Simone Biles chats with her Team USA teammates.
Biles with her teammates. Danielle Parhizkaran-USA TODAY Sports

Some have suggested that Biles' ADHD could be to blame - and it's a reasonable assumption given Japan's ban of most medicines commonly used to treat the disorder in the US. But Biles and other Olympic athletes may have benefitted from an exception to the rule.

"A special arrangement is in place specifically for the Tokyo 2020 Olympic and Paralympic Games to allow athletes taking these medicines for therapeutic use, and with an approved Therapeutic Use Exemption, to import personal supplies for the treatment of their medical condition while they are in Japan," a document provided via Team USA says.

Simone Biles.
Biles performs in Tokyo. Danielle Parhizkaran-USA TODAY Network

Athletes were permitted to "apply for permission" to bring otherwise banned drugs with them to Tokyo.

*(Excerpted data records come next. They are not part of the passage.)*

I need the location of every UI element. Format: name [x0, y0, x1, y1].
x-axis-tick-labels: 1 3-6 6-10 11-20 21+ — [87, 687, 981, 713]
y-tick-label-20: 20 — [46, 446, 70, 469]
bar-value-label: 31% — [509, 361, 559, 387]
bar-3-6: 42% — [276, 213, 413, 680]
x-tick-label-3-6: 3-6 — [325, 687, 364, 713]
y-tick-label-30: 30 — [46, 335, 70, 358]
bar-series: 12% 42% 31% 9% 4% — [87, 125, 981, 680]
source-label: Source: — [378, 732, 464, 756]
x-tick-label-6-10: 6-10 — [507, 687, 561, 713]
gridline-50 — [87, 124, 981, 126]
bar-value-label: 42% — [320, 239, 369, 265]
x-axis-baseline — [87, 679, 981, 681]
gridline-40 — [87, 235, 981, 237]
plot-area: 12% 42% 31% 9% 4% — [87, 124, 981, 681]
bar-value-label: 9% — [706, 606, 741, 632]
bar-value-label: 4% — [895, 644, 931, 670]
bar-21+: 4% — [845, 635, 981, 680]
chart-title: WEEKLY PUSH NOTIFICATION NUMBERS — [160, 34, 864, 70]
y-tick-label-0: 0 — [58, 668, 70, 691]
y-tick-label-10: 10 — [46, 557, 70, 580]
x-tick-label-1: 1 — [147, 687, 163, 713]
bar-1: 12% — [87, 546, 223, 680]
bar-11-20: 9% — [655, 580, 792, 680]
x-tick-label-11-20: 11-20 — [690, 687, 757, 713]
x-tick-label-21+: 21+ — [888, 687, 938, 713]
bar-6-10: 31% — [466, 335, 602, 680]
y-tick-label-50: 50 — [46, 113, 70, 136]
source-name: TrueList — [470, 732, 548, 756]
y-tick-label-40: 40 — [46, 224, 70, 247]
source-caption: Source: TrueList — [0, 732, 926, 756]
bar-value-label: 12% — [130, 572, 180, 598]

This applies mostly to dextroamphetamine - or Adderall - and other stimulant drugs, but it doesn't appear this applies to Biles' regimen.

An illegal release of some high-profile athletes' medical data in 2016 showed Biles had tested positive for methylphenidate - the official name for Ritalin, another common medication for the treatment of ADHD. The situation led the then-19-year-old star to publicly address her ADHD diagnosis and say she's taken the medication since she was a child to manage her symptoms.

"Having ADHD, and taking medicine for it is nothing to be ashamed of," Biles tweeted at the time. "Nothing that I'm afraid to let people know."

Ahead of the 2016 Rio Olympics, Biles filed for a "therapeutic use exemption" through the World Anti-Doping Agency, which enabled her to continue taking the drug throughout her breakout competition.

While the laws in Japan are extremely stringent when it comes to stimulants, they're slightly more lax about psychotropics, the class of drugs under which Ritalin is categorized. Athletes and nonathletes alike can apply for a Yakkan Shoumei - an "import certificate" allowing for the import of some otherwise prohibited drugs - that permits them to bring up to 2.16g of their methylphenidate into the country.

Simone Biles looks on during the Tokyo Olympics.
Biles. Gregory Bull/AP Images

If she filled out and submitted a Yakkan Shoumei, Biles was covered to continue taking Ritalin in Tokyo without fear of arrest. So while it's impossible to determine what has caused Biles' case of "the twisties," a lack of medication is almost certainly not to blame.

Biles is still eligible for the remaining four women's artistic gymnastics events in Tokyo, though it remains unclear whether she'll participate. Her next chance to get back into the gym is on Sunday for the vault final. The balance beam, floor, and uneven bars finals - all of which Biles has qualified for - will take place later in the week.

A previous version of this article suggested that Biles may not have been able to bring her ADHD medication to Japan. It has been updated to reflect information provided via Team USA and additional sources.